Breakwater

Page 53

Octo shook his head slowly and my heart sank. “I was friends with the previous ambassador, Barkley.” He paused as if gathering his thoughts and a huge sigh slipped out of him. “Barkley figured out what was happening long before any of us did.” The old man stuck his hand into his vest and rooted around, finally pulling out a thick bundle of papers. “It was all I managed to save, but in it I do believe you will see what Requiem plans. Not that anyone will believe you. I certainly didn’t believe it when I saw what was laid out.”

His hand shook as he passed me the papers. I took them, flipping through them quickly. Family trees were drawn for all four elemental families. Exactly like those on the walls of Requiem’s room. I frowned at them, handing some to Ash. “Genealogy?”

Octo reached out and tapped the papers. “Yes, it is very important to Requiem, as you may have noticed. He believes he has the key to creating something we all thought impossible.”

I turned the final sheet over to see a single sentence scratched into the paper. I read it out loud. “A child will come, who will control all elements, and he shall rule all the families.”

The words sunk into me, completing the puzzle I’d been putting together since we’d arrived. “He means to have a breeding program, doesn’t he? He’s trying to get a child who carries all the elements with equal strength in all of them.”

Ayu lifted her hands, as if to stop me. “That isn’t possible. One family has been wiped out, destroyed. Therefore, he could never make this happen.”

Spirit—that was what she meant—Spirit had been wiped out according to the other families.
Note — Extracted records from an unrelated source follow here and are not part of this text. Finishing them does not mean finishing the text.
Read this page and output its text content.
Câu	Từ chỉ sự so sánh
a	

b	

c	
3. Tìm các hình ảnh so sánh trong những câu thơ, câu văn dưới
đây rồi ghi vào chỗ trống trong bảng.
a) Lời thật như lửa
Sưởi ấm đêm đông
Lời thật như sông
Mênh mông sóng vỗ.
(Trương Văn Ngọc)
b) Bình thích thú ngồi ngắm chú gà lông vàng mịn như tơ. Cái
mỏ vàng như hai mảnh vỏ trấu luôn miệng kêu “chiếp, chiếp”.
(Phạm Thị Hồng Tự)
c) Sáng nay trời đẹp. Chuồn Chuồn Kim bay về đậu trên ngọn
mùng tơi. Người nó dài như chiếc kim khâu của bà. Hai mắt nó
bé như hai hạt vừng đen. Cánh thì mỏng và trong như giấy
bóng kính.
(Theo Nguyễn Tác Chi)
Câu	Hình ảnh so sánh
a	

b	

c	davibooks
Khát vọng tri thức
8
Ice slid down my spine, and I worked to calm myself as I stared at the papers. It was not common knowledge that my mother carried Spirit. But if Requiem knew Spirit could boost another element power, he might have guessed that whoever had set off the tsunami did so with more power than they should have.
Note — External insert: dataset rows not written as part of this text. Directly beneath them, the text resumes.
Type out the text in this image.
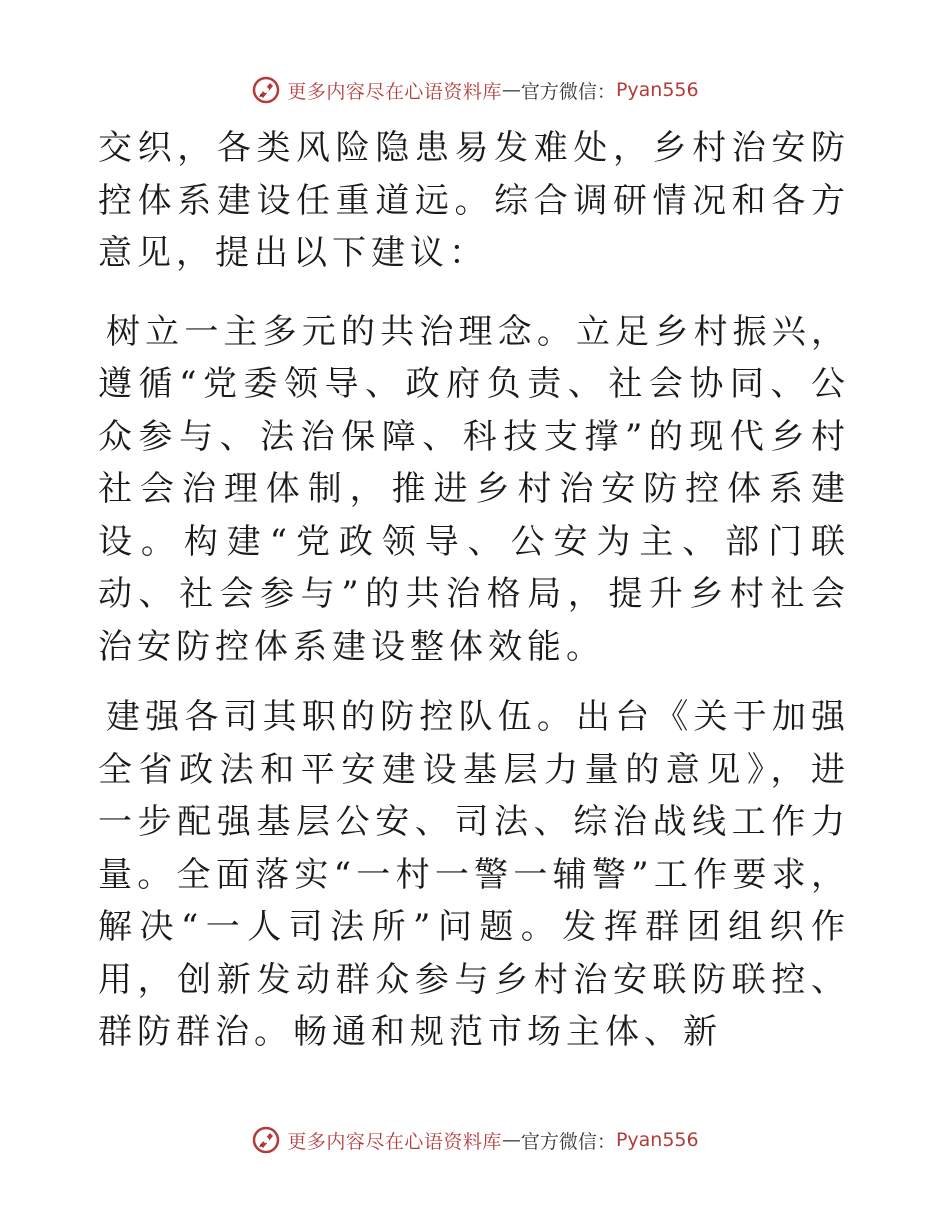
更多内容尽在心语资料库 — 官方微信： Pyan556

交织，各类风险隐患易发难处，乡村治安防控体系建设任重道远。综合调研情况和各方意见，提出以下建议：

树立一主多元的共治理念。立足乡村振兴，遵循“党委领导、政府负责、社会协同、公众参与、法治保障、科技支撑”的现代乡村社会治理体制，推进乡村治安防控体系建设。构建“党政领导、公安为主、部门联动、社会参与”的共治格局，提升乡村社会治安防控体系建设整体效能。

建强各司其职的防控队伍。出台《关于加强全省政法和平安建设基层力量的意见》，进一步配强基层公安、司法、综治战线工作力量。全面落实“一村一警一辅警”工作要求，解决“一人司法所”问题。发挥群团组织作用，创新发动群众参与乡村治安联防联控、群防群治。畅通和规范市场主体、新

更多内容尽在心语资料库 — 官方微信： Pyan556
And he knew a child within our family carried Spirit—worse, he thought it was Belladonna.

“Requiem thinks Belladonna is a half-breed like him,” I whispered. “He thinks she is powerful with her connection to the earth because she carries Spirit with her as well. She doesn’t, but he believes she does.” Damn me and the anger that caused the tsunami.

The two Undines and Ash stared at me as if I were speaking gibberish. “You don’t know that.”

“I do. It explains so much. Why he was careful with her, why he didn’t just have her killed. He had her marked from the beginning.” I closed my hands over the papers, crumpling them.

But how . . . how could he even begin to suspect, who would tell him that a child of the earth would come and have Spirit tied to her too?

“Cassava,” I breathed her name and beside me, Ash stiffened.

“What has she to do with this?”

My words were no prophecy, they were a certainty that rode me hard. “Cassava knew Father would have to get me out of the Rim if I were to survive. How do we know she didn’t plant a suggestion before she left? It would seem natural to remove me. She had to know about Requiem as this was happening before she was ousted.

“Which meant he might have approached her even, looking for a half-breed who fit his breeding requirements. Father sent me and Belladonna, but Requiem would only see Belladonna as a possible mate, since she is the heir to our family’s throne.” I sucked in a big breath and Ash wrapped his arms around me, pulling me to his chest.

“You are grasping at splinters, Lark. You don’t know if any of that is true. Guesses are not the same as fact.”

I wrenched myself out of his arms and shook the papers in his face. “It’s here! Don’t you see? Barkley knew. He knew what was going on. He would have sent the information to my father who was controlled by Cassava.”

Ash put his hands on his hips and bowed his head. His silence stung me, as if a thousand tiny biting gnats drove tiny teeth into the small piece of trust I still had for him.

He raised his head. “I was wrong before. I was wrong not to trust you.”

Hope flared in my chest and I waited, breathless. “I’m not wrong about this. I know it.”

Slowly, he nodded, but the words he said stunned me. “Lead. I will follow.”

I swallowed a lump in my throat. “We have to get to the throne room.”

Such a simple statement, and yet, accomplishing it would be anything but.

Octo gave me a smile. “Ah, well, I think I can help you there.”

We all turned to face him and I couldn’t help asking. “What happened to being afraid of Requiem like everyone else? You even said you wouldn’t give me your name for fear of him finding out you spoke with me.”

He raised his eyebrows, the gray fluff blowing in the breeze like the under feathers of a goose. “And if he knew you were speaking to the one person who might know what he was truly doing? What do you think he would have done to us both then? It would have done none of us any good to have him know. Pick your battles, young one.”

Octo made a good point. Several actually. As he leaned against the wall, he thumped his walking stick on the pebbled road, a shell cracking under the tip. “While I believe old men should leave the fighting to younger ones, I’m not above taking one last shot at making things right. Perhaps I can make the memory of my friend shine a little brighter if I do this.” His eyes swelled with grief and love, and the truth hit me square between the eyes.

I took his hand. “I’m so sorry you lost him.”